Socrates understands this. These intellectuals, though, lack his humility and pedagogic care; their reputations depend on exciting passions, not channeling them. Socrates suggests that such intellectuals play an important role in driving democracies toward tyranny by whipping the minds of the young into a frenzy, until some of them, perhaps the most brilliant and courageous, take the step from thought to action and try to realize their tyrannical ambitions in politics. Then, gratified to see their own ideas take effect, these intellectuals become the tyrant’s servile flatterers, composing “hymns to tyranny” once he is in power.

Socrates introduces the outrageous idea of philosopher-kings in the Republic to shake his interlocutors out of their complacency in thinking about this relationship between intellectuals and tyrants. The philosopher-king, were he to be born or bred, would abolish both. The philosopher-king is an “ideal,” not in the modern sense of a legitimate object of thought demanding realization, but what Socrates calls a “dream” that serves to remind us how unlikely it is that the philosophical life and the demands of politics can ever be made to coincide. Reforming a tyranny may not be within our power, but the exercise of intellectual self-control always is. That is why the first responsibility of a philosopher who finds himself surrounded by political and intellectual corruption may be to withdraw. In the Republic Socrates likens the fate of a genuine philosopher in an imperfect city to “a human being who has fallen in with wild beasts and is neither willing to join them in doing injustice nor sufficient as one man to resist all the savage animals.” Taking all this into the calculation, he keeps

quiet and minds his own business—as a man in a storm, when dust and rain are blown about by the wind, stands aside under a little wall. Seeing others filled with lawlessness, he is content if somehow he himself can live his life here pure of injustice and unholy deeds, and take his leave from it graciously and cheerfully with fair hope.
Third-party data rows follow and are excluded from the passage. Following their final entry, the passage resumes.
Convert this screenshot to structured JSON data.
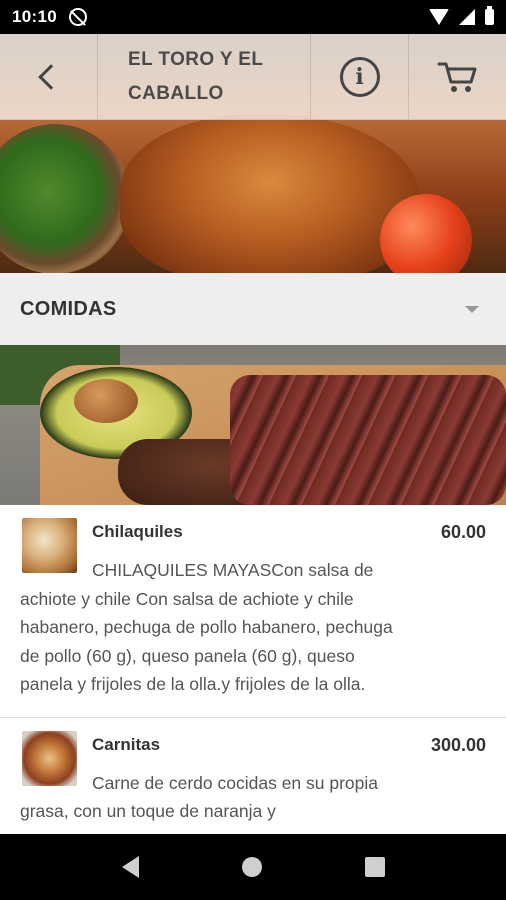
{
  "status_bar": {
    "time": "10:10",
    "icons": [
      "do-not-disturb-icon",
      "wifi-icon",
      "signal-icon",
      "battery-icon"
    ]
  },
  "app_bar": {
    "title_line1": "EL TORO Y EL",
    "title_line2": "CABALLO",
    "icons": [
      "back-icon",
      "info-icon",
      "cart-icon"
    ]
  },
  "category": {
    "label": "COMIDAS"
  },
  "menu": {
    "items": [
      {
        "name": "Chilaquiles",
        "price": "60.00",
        "description": "CHILAQUILES MAYASCon salsa de achiote y chile Con salsa de achiote y chile habanero, pechuga de pollo habanero, pechuga de pollo (60 g), queso panela (60 g), queso panela y frijoles de la olla.y frijoles de la olla."
      },
      {
        "name": "Carnitas",
        "price": "300.00",
        "description": "Carne de cerdo cocidas en su propia grasa, con un toque de naranja y"
      }
    ]
  },
  "nav_bar": {
    "icons": [
      "nav-back-icon",
      "nav-home-icon",
      "nav-recents-icon"
    ]
  },
  "colors": {
    "category_bar_bg": "#eeeeee",
    "text_dark": "#333333",
    "text_body": "#555555"
  }
}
Does this mean that Plato imagined the philosophical life as one of complete disengagement? Hardly. After delivering his speech about the philosopher in the windstorm, the character Socrates goes on to say that such a man does not lead the best life, for only in a good city “will he himself grow more and save the common things along with the private.” And, as we know, the real-life Socrates was put to death for fighting tyranny, not in its explicitly political manifestations but at its psychological source in the human mind. The philosophical life represented by Socrates’ own was, above all, an antityrannical life, the noblest one because it is supremely self-aware of its own tyrannical inclinations.

That self-awareness is what distinguishes the behavior of Plato and Dion in Syracuse from that of the philotyrannical intellectuals in twentieth-century Europe. Because Plato and Dion had followed Socrates’ example and uprooted all tyranny from their own souls, they were able to understand the nature of Dionysius’ rule and were justified in trying to free Syracuse from his tyranny. Both hoped that, as an intellectual, Dionysius might be turned to philosophy and be made to see the injustice of his actions and the foolishness of his writings. Both hoped to combat tyranny with the word, not the sword. They failed, and though afterward their paths separated, Plato returning to Athens and Dion descending to the battlefield, Plato defended both their actions. He recognized that, as a citizen of Syracuse who loved his homeland, Dion may have let his hopes mislead him about the chances of converting Dionysius and that he felt obliged to take up arms once their efforts failed. But Plato was confident that Dion did all this without letting the tyranny he combated enter his soul. There is no shame in failure or death in politics, so long as one remains free of that tyranny. Dionysius could never understand this simple principle. He survived but lived in dishonor, while Dion died a glorious death, loyal to truth and his city. “For to meet whatever fate sends in the attempt to reach the highest for oneself and one’s country is altogether right and glorious,” Plato concludes, in final judgment on his friend’s life.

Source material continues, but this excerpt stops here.